Far from just being behind in its paperwork, Trump says, his administration wants to pass up the chance to appoint the people who largely run federal agencies.
In another illustration of what President Trump thinks of as a “fine-tuned machine,” he defended his failure to move faster on filling the hundreds of top-level administration jobs that require Senate confirmation by suggesting he plans to keep them unfilled for the duration. Here’s what he said to Fox News this morning:
“A lot of those jobs, I don’t want to appoint someone because they’re unnecessary to have,” Trump said. “In government, we have too many people.”
Keep in mind the jobs we are talking about here include the top sub-Cabinet positions that set policies and provide the day-to-day operations for vast government departments. Just yesterday, the conservative Washington Examiner explained that these are precisely the positions someone like Trump needs to fill if he is serious about “draining the swamp” in Washington:
Grant Reeher, a political science professor at Syracuse University, said the quality of political appointees below the Cabinet level can have a dramatic effect on how administration policies are ultimately executed.

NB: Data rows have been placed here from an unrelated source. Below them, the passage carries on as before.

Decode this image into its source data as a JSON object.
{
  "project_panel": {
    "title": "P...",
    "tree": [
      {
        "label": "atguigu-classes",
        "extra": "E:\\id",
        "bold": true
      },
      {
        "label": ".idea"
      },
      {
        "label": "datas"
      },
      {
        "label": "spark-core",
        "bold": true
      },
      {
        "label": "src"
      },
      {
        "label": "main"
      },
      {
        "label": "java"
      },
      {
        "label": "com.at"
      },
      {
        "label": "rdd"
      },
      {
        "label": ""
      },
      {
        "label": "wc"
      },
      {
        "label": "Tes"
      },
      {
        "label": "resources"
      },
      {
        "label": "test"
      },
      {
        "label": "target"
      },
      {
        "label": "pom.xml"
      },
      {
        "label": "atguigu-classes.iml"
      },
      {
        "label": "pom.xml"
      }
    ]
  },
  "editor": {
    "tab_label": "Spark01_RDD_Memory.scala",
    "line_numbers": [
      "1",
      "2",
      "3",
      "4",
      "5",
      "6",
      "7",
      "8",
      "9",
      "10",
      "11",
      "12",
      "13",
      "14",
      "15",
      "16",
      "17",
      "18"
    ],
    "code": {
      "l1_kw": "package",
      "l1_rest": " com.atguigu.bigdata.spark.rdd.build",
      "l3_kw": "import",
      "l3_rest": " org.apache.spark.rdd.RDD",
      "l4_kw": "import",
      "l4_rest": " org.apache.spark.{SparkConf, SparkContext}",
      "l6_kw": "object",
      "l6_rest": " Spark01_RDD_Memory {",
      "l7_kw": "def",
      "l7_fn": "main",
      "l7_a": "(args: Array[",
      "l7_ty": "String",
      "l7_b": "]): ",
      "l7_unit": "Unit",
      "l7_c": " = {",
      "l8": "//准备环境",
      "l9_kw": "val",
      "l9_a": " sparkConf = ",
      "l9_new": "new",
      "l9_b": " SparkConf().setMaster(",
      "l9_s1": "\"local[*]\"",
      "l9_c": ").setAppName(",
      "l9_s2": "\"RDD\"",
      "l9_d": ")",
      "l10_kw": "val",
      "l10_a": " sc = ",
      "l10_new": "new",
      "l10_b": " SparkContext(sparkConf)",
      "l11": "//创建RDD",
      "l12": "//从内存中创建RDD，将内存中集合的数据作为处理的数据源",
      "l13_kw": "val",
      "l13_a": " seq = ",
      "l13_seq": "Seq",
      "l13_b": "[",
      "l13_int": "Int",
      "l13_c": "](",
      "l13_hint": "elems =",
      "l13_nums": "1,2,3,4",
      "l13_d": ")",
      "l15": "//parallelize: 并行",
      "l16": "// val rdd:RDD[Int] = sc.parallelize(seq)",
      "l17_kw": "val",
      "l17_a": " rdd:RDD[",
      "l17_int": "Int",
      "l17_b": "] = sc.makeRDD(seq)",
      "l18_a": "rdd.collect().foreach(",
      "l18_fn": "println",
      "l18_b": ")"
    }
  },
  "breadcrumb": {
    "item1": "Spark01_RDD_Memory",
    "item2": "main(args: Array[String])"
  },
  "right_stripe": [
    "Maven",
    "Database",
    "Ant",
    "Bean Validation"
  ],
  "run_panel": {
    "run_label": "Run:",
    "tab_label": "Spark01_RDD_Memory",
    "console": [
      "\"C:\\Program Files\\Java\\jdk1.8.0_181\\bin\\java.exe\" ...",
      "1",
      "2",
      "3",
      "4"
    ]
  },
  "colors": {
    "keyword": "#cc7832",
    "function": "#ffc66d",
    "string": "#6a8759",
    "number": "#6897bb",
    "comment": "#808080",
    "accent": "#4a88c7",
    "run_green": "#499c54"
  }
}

“Do they affect the operation of government? The short answer is very much,” Reeher said. “These are the folks who actually attempt to implement the policy changes that the administration is trying to push down from above.”
Reeher said the relationships between politically appointed officials in top positions and the career bureaucrats who make up the rest of the federal government are “critical” for ensuring policies get put in place smoothly.
So using these top positions to achieve reductions in the size of the bureaucracy, as Trump seems to suggest is his rationale, is a pretty classic unforced error. It’s like trying to reduce overcrowding in schools by firing most of the teachers.
One might be tempted to think the president misspoke out of a desire to avoid admitting his team hasn’t gotten its act together just yet. Earlier he tried to blame the slow pace of appointments on Senate Democrats obstructing confirmations, before it was pointed out how few nominations had been made in the first place.
But Trump seems serious about this claim that he wants empty offices all across the top tier of his administration. So we can only hope his Cabinet secretaries don’t mind working nights and weekends, to make up for the lack of help — or significantly scaling back their plans.